JATIMPOS.CO//LAMONGAN - Persatuan Perangkat Desa Indonesia (PPDI) Kabupaten Lamongan menyayangkan atas turunnya Surat Edaran (SE) Bupati Lamongan nomor SE/224/ 413.202/2020 tentang penghimpunan zakat infak shodaqoh (ZIS) bagi Kepala Desa dan perangkat desa di Lamongan melalui Badan Amil Zakat Nasional (Baznaz) Kabupaten Lamongan yang ditandatangani oleh Kepala Dinas Pemberdayaan Masyarakat dan Desa (PMD) Kabupaten Lamongan ter tanggal 14 Juli 2020.
Didalam surat tersebut dijelaskan bahwa mulai tahun 2020 Surat Edaran Bupati Lamongan mengatur adanya besaran shodaqoh bagi kepala desa/lurah dan perangkat desa yaitu, kepala desa/lurah Rp 50.000 perbulan, kemudian perangkat desa Rp 20.000 perbulan.

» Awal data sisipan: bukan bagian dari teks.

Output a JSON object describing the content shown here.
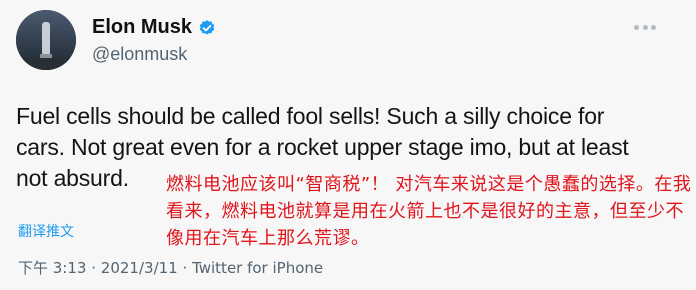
{
  "tweet": {
    "display_name": "Elon Musk",
    "handle": "@elonmusk",
    "text_lines": [
      "Fuel cells should be called fool sells! Such a silly choice for",
      "cars. Not great even for a rocket upper stage imo, but at least",
      "not absurd."
    ],
    "translate_label": "翻译推文",
    "time": "下午 3:13",
    "separator": "·",
    "date": "2021/3/11",
    "source": "Twitter for iPhone"
  },
  "annotation": {
    "text": "燃料电池应该叫“智商税”！ 对汽车来说这是个愚蠢的选择。在我看来，燃料电池就算是用在火箭上也不是很好的主意，但至少不像用在汽车上那么荒谬。"
  },
  "colors": {
    "annotation": "#e0141b",
    "link": "#1d9bf0",
    "verified": "#1d9bf0"
  }
}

Ketua Persatuan Perangkat Desa Indonesia (PPDI) Kabupaten Lamongan H. Atekan Muktar, SH mengatakan bahwa adanya surat edaran tersebut terkesan dipaksakan tanpa adanya sosialisasi terlebih dahulu kepada yang bersangkutan.
"Kami menyayangkan mengapa kami sebagai obyek pemberlakuan peraturan tentang pemberlakuan zakat infaq dan shodaqoh bagi perangkat desa di Lamongan oleh BAZNAS Lamongan tidak dilibatkan dalam pembahasan aturan tersebut," ungkap Atekan. Minggu (26/07/2020).
Dia mengatakan dalam mekanisme penghimpunan dan penyaluran dana ZIS dari kepala desa serta perangkat desa tidak jelas, sehingga tidak bisa maksimal dalam penerapannya.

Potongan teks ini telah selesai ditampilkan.